(...) Eppure è la sinistra laica quella che, con più determinazione, sembra voler rivendicare l'eredità di Martini su questioni etiche, o sociali, che oggi dividono la politica. Basta leggere le reazioni che sono arrivate venerdì e ieri. Soprattutto da sinistra.
Fra i suoi «allievi» qualcuno sembra sottolineare con amarezza la tendenza a sottovalutare il messaggio religioso di Martini: «Il dialogo in lui era un atto di fede», ha scritto ieri su Vino Nuovo Giorgio Bernardelli, scrittore e giornalista: «La Cattedra dei non credenti non nacque per la smania di apparire una Chiesa aperta, ma per aiutarci a credere meglio». «Qualche volta - ha detto ieri Gianfranco Ravasi, presidente del Pontificio Consiglio della Cultura - si diceva per esempio che Martini faceva delle dichiarazioni che erano in contrasto o, comunque, che erano un po' oltre rispetto alla dottrina». «In realtà egli aveva una fede direi quasi rocciosa».

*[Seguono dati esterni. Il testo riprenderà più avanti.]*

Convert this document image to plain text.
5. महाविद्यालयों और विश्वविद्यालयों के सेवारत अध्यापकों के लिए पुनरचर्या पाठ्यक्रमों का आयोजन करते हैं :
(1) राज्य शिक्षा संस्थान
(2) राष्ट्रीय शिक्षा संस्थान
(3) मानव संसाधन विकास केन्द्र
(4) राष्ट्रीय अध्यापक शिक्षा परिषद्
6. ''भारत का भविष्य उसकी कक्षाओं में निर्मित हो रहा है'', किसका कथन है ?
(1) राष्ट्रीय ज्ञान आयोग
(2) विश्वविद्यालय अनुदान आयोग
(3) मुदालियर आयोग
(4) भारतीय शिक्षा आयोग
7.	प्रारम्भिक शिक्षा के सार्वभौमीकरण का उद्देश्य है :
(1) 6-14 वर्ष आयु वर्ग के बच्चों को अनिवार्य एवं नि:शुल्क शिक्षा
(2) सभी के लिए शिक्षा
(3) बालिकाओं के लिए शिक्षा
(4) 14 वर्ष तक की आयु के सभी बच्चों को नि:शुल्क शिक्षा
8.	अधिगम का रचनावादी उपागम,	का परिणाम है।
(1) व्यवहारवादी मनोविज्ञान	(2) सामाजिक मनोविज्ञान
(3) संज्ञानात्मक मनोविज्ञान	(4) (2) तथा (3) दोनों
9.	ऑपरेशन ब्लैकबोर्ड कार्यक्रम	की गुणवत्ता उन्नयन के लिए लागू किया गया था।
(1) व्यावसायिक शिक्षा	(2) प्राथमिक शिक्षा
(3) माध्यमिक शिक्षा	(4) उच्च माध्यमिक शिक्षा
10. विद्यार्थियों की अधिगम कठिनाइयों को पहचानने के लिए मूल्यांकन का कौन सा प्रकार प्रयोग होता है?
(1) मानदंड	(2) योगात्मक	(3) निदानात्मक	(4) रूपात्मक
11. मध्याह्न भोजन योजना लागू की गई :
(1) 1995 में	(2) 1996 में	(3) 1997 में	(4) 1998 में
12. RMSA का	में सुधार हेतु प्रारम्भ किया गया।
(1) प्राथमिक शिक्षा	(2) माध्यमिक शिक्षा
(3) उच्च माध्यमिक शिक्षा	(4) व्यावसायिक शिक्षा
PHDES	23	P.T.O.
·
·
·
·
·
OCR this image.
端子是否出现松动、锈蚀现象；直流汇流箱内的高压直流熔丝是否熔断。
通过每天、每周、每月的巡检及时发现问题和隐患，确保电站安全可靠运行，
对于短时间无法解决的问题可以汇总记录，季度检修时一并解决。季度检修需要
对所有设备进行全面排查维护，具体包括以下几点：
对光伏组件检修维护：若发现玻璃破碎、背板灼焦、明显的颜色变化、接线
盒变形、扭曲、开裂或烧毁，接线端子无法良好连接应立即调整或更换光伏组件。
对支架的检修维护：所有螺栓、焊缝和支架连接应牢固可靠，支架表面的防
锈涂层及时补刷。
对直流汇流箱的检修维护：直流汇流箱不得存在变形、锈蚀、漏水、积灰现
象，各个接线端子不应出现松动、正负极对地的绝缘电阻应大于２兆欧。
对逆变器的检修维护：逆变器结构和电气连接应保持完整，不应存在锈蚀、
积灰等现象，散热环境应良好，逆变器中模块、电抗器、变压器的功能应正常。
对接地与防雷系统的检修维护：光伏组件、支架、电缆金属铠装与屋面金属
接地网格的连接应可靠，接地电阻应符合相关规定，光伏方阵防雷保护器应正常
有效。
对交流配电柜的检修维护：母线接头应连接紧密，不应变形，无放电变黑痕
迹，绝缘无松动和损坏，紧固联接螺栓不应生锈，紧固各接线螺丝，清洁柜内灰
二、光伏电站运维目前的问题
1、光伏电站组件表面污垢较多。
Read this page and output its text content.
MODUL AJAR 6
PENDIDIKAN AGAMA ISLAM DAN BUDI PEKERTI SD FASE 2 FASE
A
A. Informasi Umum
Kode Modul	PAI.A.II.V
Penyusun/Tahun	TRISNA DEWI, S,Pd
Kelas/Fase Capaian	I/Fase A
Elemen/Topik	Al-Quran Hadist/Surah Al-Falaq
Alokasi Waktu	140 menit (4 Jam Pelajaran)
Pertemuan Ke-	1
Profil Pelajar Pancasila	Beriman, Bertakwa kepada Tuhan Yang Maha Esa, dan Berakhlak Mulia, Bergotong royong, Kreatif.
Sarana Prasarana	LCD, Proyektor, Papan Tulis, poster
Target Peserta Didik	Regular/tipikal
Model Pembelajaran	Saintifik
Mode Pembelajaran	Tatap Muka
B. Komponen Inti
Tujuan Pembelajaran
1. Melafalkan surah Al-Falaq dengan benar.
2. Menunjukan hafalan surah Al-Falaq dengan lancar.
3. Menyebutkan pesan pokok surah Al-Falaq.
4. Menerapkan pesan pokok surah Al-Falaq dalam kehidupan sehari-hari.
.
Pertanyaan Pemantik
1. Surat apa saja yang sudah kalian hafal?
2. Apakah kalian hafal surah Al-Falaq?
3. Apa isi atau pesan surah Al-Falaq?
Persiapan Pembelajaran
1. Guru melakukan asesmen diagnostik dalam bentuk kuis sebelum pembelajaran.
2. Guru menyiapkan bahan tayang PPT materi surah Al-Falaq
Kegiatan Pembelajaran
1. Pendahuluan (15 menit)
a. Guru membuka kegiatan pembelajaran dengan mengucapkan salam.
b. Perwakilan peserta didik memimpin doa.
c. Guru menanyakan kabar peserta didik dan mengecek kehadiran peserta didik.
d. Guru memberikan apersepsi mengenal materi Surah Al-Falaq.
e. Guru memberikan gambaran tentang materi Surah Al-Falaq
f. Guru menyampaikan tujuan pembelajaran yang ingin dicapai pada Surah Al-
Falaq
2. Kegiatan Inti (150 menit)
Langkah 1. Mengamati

Forzature politiche non mancano. È la lettura di Alberto Fedeli, dell'Unione dei giuristi cattolici, l'associazione che ha attaccato il registro delle unioni civili, soprattutto nella versione iniziale: «È bello che oggi tutti si riconoscano nella figura di Martini - dice - ma lui era molto al di sopra dei registri comunali vari». «Ho visto meschinità e scorrettezze in questi giorni - aggiunge - nel tentativo di buttarla in politica o di rappresentare un Martini in contrapposizione con la Chiesa». «Tentativi - dice Fedeli - che non danno atto della sua complessità». Per esempio «il no all'accanimento è una cosa, l'eutanasia è un'altra, il testamento un'altra cosa ancora. Martini è morto come Giovanni Paolo II, abbandonandosi a Dio». «Certo - spiega - voleva un nuovo Concilio, aveva posizioni anche critiche su alcuni aspetti, ma la Chiesa è una comunità, in cui, come in una sinfonia, vivono toni diversi». Vede invece una sintesi felice, nel rapporto fra laici e cattolici milanesi, Valerio Onida, ex presidente della Consulta, poi candidato alle primarie del Pd e credente («Ma il mio punto di partenza non aveva questo connotato - precisa - riguardava la città»). «Mi pare che quello spirito, l'incontro su un terreno comune e il superamento delle contrapposizioni, vada salvaguardato e sviluppato», riflette Onida, che si è definito «un martiniano» fin da quella esperienza elettorale, sfortunata ma significativa. E anche sul testamento biologico Onida, pur premettendo che «si può far poco a livello comunale», conviene che «servirebbe una legge dello Stato, ma non dovrebbero esserci steccati od ostacoli a trovare una soluzione».
Comunione e liberazione nei mesi scorsi ha lanciato accuse precise nei confronti degli ultimi due episcopati. Ieri ha espresso «gratitudine» a Martini per aver accettato «con vera paternità di pastore che il movimento vivesse nella diocesi di Milano». Esponente di Cl, ex assessore comunale e oggi capogruppo del Pdl, Carlo Masseroli osserva: «Vedo una lettura erronea e una strumentalizzazione - dice - in questo tentativo di tirare Martini dalla propria parte. Ma con tutto il rispetto mi sembra che non c'entri niente con Pisapia o Majorino. Questi sono temi da trattare con tutta la delicatezza possibile, e non si possono usare le parole di Martini, con una forzatura, per giustificare questo o quel provvedimento».